Random Acts of Kindness and Making Sense of the Holidays

I, like many, love the holiday season. The entertaining, the laughter, and bringing joy to others. However, I know there are many people who don’t feel this way about the holidays. Some see it as a burden, some as a reminder that they are alone. Some get distracted by all the chores and forget to appreciate all the joy around them.

Last year, I had the opportunity to see three families unveil their new homes through Habitat for Humanity right before Christmas.

This was the culmination of a charity golf tournament my young lawyers group had in 2015 which helped build one of the three homes. These families worked hard towards their home by taking home ownership and finance classes, and doing a certain amount of sweat equity hours.
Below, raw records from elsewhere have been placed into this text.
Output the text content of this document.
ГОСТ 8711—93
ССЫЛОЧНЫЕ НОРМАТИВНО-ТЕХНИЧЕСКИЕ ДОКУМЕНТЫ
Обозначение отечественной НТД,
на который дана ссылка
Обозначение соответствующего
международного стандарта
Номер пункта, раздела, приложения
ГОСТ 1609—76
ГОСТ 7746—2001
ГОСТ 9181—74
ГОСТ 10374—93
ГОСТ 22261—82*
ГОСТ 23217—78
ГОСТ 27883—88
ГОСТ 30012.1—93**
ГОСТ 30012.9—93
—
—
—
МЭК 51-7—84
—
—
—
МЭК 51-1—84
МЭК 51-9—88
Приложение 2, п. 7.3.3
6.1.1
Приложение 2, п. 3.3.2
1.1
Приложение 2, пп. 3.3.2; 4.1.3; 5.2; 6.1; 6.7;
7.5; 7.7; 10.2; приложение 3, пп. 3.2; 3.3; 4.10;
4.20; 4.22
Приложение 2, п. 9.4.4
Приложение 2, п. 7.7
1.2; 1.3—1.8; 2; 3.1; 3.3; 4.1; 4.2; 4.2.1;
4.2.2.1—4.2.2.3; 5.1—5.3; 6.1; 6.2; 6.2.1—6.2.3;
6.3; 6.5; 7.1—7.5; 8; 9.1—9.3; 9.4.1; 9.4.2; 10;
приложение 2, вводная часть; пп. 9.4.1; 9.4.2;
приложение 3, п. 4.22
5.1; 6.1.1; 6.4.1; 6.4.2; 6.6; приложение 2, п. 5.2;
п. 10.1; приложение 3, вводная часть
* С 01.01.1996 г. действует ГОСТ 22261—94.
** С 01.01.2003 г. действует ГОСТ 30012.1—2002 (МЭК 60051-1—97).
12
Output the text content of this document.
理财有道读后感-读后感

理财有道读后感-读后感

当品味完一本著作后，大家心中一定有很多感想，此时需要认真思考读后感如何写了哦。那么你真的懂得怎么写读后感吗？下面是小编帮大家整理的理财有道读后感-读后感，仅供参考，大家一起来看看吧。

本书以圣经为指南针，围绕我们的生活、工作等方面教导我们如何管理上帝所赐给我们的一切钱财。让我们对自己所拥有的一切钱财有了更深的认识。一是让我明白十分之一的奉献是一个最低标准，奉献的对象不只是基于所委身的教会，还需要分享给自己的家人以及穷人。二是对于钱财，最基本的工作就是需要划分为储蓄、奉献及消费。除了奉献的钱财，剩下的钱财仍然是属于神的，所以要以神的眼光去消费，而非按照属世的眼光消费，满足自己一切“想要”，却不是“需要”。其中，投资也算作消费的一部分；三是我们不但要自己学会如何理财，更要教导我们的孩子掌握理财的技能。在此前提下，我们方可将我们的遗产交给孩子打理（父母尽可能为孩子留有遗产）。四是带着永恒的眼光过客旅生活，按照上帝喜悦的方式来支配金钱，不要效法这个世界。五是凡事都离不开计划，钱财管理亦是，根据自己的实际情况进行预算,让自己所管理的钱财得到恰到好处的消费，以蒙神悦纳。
To see three families who never had homes of their own receive such a gift before the holidays was overwhelming. I believe even the most callous of people would experience at least a twinge of emotion watching this.

This year, we’ve started an initiative to perform random acts of kindness for the month of December. These acts are done without the expectation of a thank you, without maybe even the person knowing who did the act. An example would be paying for the groceries/coffee of the person in front of you, volunteering your time at a local charity, signing up to buy a child in need (or family) presents for Christmas, sending a note to someone who needs a pat on the back, etc.

If you struggle with the holiday season, a RAK could get you back on track. Regardless of your religious beliefs or lack thereof, keeping in mind your own reason for the season–joy, family, unity, selflessness–is essential in order to stay grounded as the rush of the holidays washes over you.

RAKs don’t have to be about money, either. So just because your bank account is skimpy doesn’t mean you should skip this step (see: share your time). I promise you the rewards from your RAK will be worth it.

Check out https://www.volunteermatch.org which will show you opportunities in your community. Start small, or start big…either way, the holiday season will be brighter.

Do you have any giving traditions? What are some RAKs you’ve done recently?